As I walk into my house every evening after work, I am almost always greeted with the blaring sound of an Arabic news program or political chat show, with my family duly attentive to every word being spoken, or more often than not, shouted. They barely notice as I walk in, until Dad looks up and says something along the lines of "Did you see what the Brotherhood did today, those sons of dogs?" while my uncle eagerly nods in agreement with a stern look on his face which I translate into "If I had a gun, I would shoot them myself."
Unfortunately my family is neither unique nor immune to the current stranglehold the military led Egyptian government currently has on media narratives on Egypt's tumultuous political climate. Egyptian households across the country, and indeed, in my case, as far as London, are all tuning in and receiving the same message: the Muslim Brotherhood are terrorists, we as Egyptians must stand steadfast against them, and Western media are puppets of Western governments who support the Muslim Brotherhood because they want to see a weak Egypt that they can control.
Pro-Muslim Brotherhood channels have been shut down, most notably Al Jazeera, with their journalists even being arrested and later deported, while other channels that were previously gaining a reputation for hard-nosed journalism and healthy debate over the past three years, now toe the military's agenda and blend in with the "terrorism" narrative of every other channel and newspaper.
Amidst this siege on the media and growing anti-Western sentiment, Western journalists continue to find it difficult to do their job since Morsi's ouster on July 3. That is not say they did not find their job difficult under Morsi, or even Mubarak: they did.
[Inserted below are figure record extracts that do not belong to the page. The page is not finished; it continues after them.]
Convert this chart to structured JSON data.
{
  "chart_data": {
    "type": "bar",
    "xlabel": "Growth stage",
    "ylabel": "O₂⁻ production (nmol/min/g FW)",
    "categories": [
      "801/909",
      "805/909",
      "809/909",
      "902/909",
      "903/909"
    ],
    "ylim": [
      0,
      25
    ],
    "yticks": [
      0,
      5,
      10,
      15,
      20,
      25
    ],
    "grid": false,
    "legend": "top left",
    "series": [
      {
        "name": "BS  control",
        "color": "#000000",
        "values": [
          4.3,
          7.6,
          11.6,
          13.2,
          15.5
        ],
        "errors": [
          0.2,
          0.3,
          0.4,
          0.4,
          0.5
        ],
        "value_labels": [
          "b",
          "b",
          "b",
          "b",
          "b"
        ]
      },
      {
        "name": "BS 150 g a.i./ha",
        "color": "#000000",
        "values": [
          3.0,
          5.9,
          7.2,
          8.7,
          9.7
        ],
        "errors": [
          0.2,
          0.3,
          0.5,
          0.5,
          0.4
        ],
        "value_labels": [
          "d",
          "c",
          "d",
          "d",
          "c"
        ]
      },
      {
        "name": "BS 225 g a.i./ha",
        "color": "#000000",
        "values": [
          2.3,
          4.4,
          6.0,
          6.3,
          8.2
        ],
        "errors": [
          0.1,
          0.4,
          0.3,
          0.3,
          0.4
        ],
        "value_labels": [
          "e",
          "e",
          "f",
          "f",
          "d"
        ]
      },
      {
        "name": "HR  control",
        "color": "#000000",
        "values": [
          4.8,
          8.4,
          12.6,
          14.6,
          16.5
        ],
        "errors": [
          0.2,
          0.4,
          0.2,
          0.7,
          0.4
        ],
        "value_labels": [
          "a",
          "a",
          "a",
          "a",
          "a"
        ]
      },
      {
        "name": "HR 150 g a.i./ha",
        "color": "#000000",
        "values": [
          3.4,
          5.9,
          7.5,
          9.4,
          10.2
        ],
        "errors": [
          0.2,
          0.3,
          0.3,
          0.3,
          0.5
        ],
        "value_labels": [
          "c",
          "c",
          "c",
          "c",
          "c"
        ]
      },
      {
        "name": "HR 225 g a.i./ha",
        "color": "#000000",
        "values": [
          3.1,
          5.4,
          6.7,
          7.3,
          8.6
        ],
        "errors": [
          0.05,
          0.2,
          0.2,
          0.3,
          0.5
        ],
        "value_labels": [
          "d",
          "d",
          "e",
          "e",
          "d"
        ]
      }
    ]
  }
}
But as almost every single facet of Egyptian media are today heating up the angst over western spies and a US backed Muslim Brotherhood, it becomes obvious why their combination of being journalists and of Western origin has presented upgraded or new challenges for them to over-come.
Matt Bradley, Middle East Correspondent for The Wall Street Journal, who moved to Egypt in January 2009, and carried out his work under the regimes of Mubarak, Morsi, and now the military backed interim government, notes that western journalists are currently being labeled as uninformed, "and what they mean by 'uninformed' is that Egyptians don't understand why Western media are not using the same type of language that the Egyptian media are using. And it makes sense when you see the Egyptian press who are almost insanely hostile to the Brotherhood and make up rumors that are completely nonsense. And so when English speaking Egyptians look at Western media, they expect to see a similar narrative, but they get a dramatically different narrative when they don't read, for example, that the Brotherhood and Al Qaeda are the same group."
Bradley notes obvious frustrations. For one, he has reduced the frequency with which he goes to cover protests due to the hostility he has received in recent weeks over his profession combined with his nationality, with his Egyptian colleague being able to blend in, "whereas I stick out way too much." There has, however, been one major upside. As a result of the military being keen to show their support base in Egypt and have a much more visible presence in politics, they now have a military spokesperson who Bradley can contact directly, whereas prior to July 3 "it was impossible to get hold of anyone in the military." They even flew him in a military helicopter so he could get a bird's eye view of pro-military supporters.
Bradley has also worked in Gaza, and notes an interesting nuanced comparison in covering a war zone such as Gaza and his work in Egypt. Whereas in a war zone the enemies are aware of each other and journalists are not the target, "in Egypt, mobs of people can suddenly become extremely angry and dangerous towards you if even one person suggests you're a spy, and that situation is frightening."
Patrick Kingsley, The Guardian's Egypt correspondent, refers back to his training as a reporter and objectivity: "I spent six months reporting on the failures of the Morsi regime and why he was forced out of power, but I won't use the failures of the Morsi regime as an excuse to not report on wholesale human rights abuses committed against them after Morsi's fall. If people expect us to present evidence unfavorable to Morsi during his regime, then they should also understand why journalists are going to present similar evidence of the regime that came after him if that is the case. That's your job as a journalist."
Kingsley understands that while as a "foreigner" doubts will always be raised about "how much I know about the country's history and culture," he also understands that this dismissal of his knowledge or understanding is used to undermine his credibility and his work if it does not fall in line with the wholesale narrative that is being churned out by Egyptian media. However, he remains undeterred, and while he has unfortunately had disturbing experiences that have threatened his safety, he is acutely aware that Egypt and indeed, Egyptians, are going through a turbulent transition, and aware that these challenges are part and parcel of any correspondents' role in covering such a transition.
After I spoke to Bradley and Kingsley, I asked my father and uncle, out of curiosity, if they ever thought about reading a report by a Western journalist on Egypt. Dad answered without hesitation, while my uncle nodded in agreement: "What do they know? They are being paid to sell only side of the story." The irony wasn't lost on me.